Jan. 15 (Bloomberg) -- Coca-Cola Co. has taken to television to fight back against an obesity epidemic the world’s largest soft-drink maker has been blamed for fueling.
The company will air ads throughout the year, including one tomorrow on Fox Broadcasting Co.’s “American Idol,” to bring attention to the importance of exercise and calories in curbing obesity. The first two-minute spot aired yesterday on cable TV, highlighting Coca-Cola’s low- and zero-calorie products, the Atlanta-based company said yesterday in a statement.
The commercials are the most overt move yet in a more than three year campaign by Coca-Cola to counter criticism that it contributes to America’s obesity epidemic. Almost 36 percent of adults and about 17 percent of children are obese, according to the Centers for Disease Control and Prevention in Atlanta.
“This is part of Coke’s effort to blunt the opposition they are running into in all different sectors,” said Michael Jacobson, executive director of Washington-based Center for Science in the Public Interest, whose 1998 report “Liquid Candy” propelled criticism of sugary drinks. “The opposition is not sitting still these days.”
One of Coca-Cola’s new ads, called “Coming Together,” suggests consumers pay attention to the calories they consume in order to manage their weight. The commercial points out the company “can play an important role” in fighting obesity.
A female narrator goes on to say the company offers more than 180 low- and no-calorie beverages among its more than 650 drinks. This helped reduce calories per serving across the U.S. beverage industry by 22 percent during the past 15 years, according to the ad.

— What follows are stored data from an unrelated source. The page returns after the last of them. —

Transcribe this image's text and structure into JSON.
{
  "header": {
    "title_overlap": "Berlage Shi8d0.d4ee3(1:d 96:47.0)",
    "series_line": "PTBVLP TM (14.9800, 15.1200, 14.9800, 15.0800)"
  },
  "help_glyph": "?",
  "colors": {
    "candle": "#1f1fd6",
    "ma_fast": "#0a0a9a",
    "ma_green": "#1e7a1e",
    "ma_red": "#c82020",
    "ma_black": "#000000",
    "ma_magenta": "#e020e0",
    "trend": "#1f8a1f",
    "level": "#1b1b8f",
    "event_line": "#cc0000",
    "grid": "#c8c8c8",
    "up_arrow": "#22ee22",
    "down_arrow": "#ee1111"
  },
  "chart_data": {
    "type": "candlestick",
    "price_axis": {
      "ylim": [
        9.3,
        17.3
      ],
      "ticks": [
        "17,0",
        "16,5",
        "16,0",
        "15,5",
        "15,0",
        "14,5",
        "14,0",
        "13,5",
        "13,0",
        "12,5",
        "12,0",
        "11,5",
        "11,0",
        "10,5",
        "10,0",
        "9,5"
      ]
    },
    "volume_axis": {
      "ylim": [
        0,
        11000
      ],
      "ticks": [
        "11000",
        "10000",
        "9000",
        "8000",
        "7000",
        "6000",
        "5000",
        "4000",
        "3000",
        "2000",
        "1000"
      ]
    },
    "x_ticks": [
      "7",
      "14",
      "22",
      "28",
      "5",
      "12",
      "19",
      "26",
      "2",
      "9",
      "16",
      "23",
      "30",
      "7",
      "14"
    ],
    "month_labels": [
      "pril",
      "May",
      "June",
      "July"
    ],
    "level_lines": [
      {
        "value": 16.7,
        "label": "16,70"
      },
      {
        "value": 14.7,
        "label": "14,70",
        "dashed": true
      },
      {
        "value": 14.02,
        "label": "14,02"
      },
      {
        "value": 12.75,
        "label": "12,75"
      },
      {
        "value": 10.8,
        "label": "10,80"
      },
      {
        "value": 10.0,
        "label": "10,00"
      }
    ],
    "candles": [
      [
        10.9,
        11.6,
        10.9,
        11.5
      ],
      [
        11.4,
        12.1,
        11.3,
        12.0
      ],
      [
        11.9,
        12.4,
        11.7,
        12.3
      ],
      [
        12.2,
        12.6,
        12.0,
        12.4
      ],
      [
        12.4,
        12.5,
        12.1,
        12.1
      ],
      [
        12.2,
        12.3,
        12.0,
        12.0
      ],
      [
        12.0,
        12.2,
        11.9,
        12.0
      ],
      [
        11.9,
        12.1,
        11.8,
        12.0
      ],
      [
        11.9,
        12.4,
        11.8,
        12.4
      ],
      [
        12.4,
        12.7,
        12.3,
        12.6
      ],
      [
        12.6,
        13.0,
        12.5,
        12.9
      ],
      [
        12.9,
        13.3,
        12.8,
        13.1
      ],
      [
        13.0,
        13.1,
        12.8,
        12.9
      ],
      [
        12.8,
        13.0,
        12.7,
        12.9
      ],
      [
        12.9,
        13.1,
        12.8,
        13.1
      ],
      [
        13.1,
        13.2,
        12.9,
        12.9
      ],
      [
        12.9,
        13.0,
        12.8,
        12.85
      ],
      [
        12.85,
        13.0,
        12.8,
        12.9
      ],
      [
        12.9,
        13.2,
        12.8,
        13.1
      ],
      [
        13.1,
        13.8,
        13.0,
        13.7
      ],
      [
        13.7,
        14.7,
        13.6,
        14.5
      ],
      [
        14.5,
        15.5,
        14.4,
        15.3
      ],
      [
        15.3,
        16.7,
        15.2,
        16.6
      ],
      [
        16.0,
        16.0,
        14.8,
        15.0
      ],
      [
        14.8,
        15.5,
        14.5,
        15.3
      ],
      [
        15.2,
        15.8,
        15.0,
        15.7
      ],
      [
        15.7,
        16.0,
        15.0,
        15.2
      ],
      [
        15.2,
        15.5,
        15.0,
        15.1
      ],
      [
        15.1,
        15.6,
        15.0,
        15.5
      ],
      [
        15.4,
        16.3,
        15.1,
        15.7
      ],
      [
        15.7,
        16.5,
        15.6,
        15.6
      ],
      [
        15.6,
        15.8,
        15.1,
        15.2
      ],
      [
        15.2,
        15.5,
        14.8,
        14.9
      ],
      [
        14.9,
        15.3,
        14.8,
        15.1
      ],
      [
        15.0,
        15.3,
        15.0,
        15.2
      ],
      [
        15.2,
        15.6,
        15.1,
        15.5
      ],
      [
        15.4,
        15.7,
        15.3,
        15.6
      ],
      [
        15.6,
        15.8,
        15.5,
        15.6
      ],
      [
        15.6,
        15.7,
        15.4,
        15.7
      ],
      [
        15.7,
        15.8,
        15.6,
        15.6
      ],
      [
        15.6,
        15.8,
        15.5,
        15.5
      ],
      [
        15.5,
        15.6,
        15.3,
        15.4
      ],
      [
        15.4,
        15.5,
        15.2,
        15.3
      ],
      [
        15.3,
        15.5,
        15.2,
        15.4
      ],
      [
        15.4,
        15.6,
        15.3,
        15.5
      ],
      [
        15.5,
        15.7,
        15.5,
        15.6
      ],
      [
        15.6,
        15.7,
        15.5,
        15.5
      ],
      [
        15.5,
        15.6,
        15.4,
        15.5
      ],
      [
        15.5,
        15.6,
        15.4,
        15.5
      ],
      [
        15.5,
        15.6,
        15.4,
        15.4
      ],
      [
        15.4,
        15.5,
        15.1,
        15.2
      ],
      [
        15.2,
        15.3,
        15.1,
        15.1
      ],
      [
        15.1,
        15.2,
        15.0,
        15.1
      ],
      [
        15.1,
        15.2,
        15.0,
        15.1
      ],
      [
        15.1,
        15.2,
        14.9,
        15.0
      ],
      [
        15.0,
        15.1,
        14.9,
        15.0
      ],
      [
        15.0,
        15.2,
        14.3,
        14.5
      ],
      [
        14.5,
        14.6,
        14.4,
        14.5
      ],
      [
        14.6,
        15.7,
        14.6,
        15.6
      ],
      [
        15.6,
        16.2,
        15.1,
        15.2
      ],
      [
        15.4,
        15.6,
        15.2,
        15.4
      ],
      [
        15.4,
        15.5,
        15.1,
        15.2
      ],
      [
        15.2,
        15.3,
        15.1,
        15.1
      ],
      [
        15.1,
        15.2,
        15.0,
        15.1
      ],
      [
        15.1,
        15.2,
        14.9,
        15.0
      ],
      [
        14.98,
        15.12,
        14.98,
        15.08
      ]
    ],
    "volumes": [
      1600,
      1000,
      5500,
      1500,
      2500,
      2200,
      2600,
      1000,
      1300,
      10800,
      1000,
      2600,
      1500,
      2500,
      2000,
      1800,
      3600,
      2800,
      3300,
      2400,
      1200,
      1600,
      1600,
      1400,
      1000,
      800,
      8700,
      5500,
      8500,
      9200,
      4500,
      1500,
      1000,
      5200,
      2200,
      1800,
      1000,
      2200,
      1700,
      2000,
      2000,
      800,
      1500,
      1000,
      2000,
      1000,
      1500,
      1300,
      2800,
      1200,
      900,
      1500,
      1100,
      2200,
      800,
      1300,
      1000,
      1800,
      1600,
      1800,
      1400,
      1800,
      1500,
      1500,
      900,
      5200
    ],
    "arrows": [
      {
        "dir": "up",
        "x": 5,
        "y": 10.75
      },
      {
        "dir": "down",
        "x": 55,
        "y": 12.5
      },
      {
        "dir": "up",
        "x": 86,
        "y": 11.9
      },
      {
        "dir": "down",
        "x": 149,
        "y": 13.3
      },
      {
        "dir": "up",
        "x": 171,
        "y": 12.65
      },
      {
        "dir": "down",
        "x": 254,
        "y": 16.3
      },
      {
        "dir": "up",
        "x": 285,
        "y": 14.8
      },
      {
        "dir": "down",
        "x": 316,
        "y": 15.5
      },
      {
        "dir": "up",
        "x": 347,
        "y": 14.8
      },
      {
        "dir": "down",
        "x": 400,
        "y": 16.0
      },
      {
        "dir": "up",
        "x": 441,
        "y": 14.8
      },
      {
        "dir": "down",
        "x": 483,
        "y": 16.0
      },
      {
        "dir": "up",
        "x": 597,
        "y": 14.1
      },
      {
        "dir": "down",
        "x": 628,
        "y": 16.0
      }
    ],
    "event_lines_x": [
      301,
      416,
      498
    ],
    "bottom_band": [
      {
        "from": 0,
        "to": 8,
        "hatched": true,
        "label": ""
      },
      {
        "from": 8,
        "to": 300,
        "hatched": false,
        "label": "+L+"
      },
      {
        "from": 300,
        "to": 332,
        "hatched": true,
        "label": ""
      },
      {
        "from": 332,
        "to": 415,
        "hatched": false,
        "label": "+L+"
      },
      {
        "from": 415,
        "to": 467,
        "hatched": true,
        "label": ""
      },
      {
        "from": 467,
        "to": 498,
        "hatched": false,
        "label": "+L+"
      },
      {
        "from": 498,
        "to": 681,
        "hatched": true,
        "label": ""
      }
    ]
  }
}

Coca-Cola will offer smaller packages in about 90 percent of the U.S. market by the end of the year, it said.
The commercial to debut tomorrow on “American Idol” states that a can of Coca-Cola contains 140 calories and encourages consumers to find fun ways of burning those calories.
Coca-Cola will air 30- and 60-second versions of the ads throughout the year in national broadcast and Spanish language media, according to Diana Garza Ciarlante, a company spokeswoman. She would not disclose spending on the effort.
Health advocates agree soft drinks are an unhealthy source of sugar in Americans’ diets. Obesity in the U.S. comes at a “staggering” financial cost, the CDC has said. Everything from treatments for diabetes to lost work by obese employees cost Americans about $147 billion in 2008, according to one estimate cited by the agency.
Obesity is measured by using weight and height to calculate a number called body mass index, according to the CDC. An adult who is 5 feet, 9 inches tall and weighs 203 pounds or more is considered obese.
In 2009, President Barack Obama recommended exploring a federal tax on sugary drinks to help pay for health-care reform. Lawmakers in 30 states then proposed levying their own soda taxes on the $74 billion U.S. soft drink industry.
Obama’s suggestion prompted Coca-Cola Chief Executive Officer Muhtar Kent to call the idea of a federal tax on soft drinks “outrageous.” Kent has argued that programs encouraging exercise and health education in schools and communities are more effective at curbing obesity.
“I have never seen it work where a government tells people what to eat and what to drink,” Kent said in September 2009, responding to an audience question at the Rotary Club of Atlanta. “If it worked, the Soviet Union would still be around.”
The comments marked a shift in Coca-Cola’s approach to soft drink critics. Until that point, the company let its chief lobbying association, the American Beverage Association, handle most of the push back.
Between 2009 and 2011, Coca-Cola, PepsiCo Inc. and the American Beverage Association spent as much as $70 million on lobbying and issue ads, according to the Center for Science in the Public Interest, a proponent of soda taxes. The money helped defeat efforts to enact such levies in 30 states.
Last year, the beverage industry squared off against New York City, whose health department plastered placards all over New York’s subways comparing sugary drinks with globs of fat and packets of sugar.
The ABA countered with its own subway ads touting lower-calorie options and package sizes as progress against obesity. They were part of a nationwide public relations campaign started in February, and an offshoot of similar ABA programs in recent years.
In September, New York City’s Board of Health voted to restrict sales of sugary soft drinks to no more than 16 ounces a cup in restaurants, movie theaters, stadiums and arenas after it was proposed by Mayor Michael Bloomberg. The mayor is founder and majority owner of Bloomberg News parent Bloomberg LP.
Coke shares rose 0.9 percent to $37.32 at the close in New York. The stock advanced 3.6 percent in 2012, its fourth consecutive year of gains.